DISPOSITIONS GÉNÉRALES

Article 1

Objet de la loi

1) La présente loi réglemente la façon d'exercer les droits individuels et collectifs des minorités nationales, prévus dans la Constitution de la République fédérale de Yougoslavie et garantis par les traités internationaux.

2) La présente loi réglemente plus avant la protection des minorités nationales contre toute forme de discrimination dans l'exercice de leurs droits et libertés, et les instruments sont prévus pour assurer et protéger les droits particuliers des minorités nationales dans le respect de leur autonomie, de leur langue, de leurs moeurs et de leur culture, ainsi que de leurs institutions destinées à faciliter la participation des minorités dans l'administration gouvernementale et publique.

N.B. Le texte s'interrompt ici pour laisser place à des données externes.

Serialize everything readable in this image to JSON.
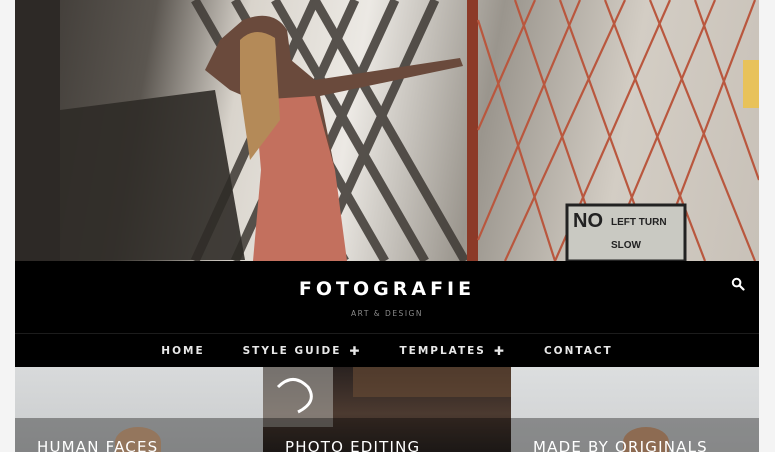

3) Les règlements de la République et ceux des provinces peuvent spécifier, conformément à la Constitution et à la loi, les questions relatives à la présente loi.

Article 2

Définition d'une minorité nationale

1) Aux fins de la présente loi, une minorité nationale consiste en tout groupe de citoyens de la République fédérale de Yougoslavie suffisamment représentatif en nombre et, bien que représentant une minorité sur le territoire de la République fédérale de Yougoslavie, ils appartiennent à un groupe de résidants ayant une attache à long terme et constante avec le territoire de la République fédérale de Yougoslavie et possèdent des caractéristiques telles que la langue, la culture, l'appartenance nationale ou ethnique, la nationalité ou la confession religieuse, ce qui les différencie de la majorité de la population et dont les membres se distinguent en ayant le souci de consolider collectivement leur identité commune, y compris leur culture, leur tradition, leur langue ou leur religion.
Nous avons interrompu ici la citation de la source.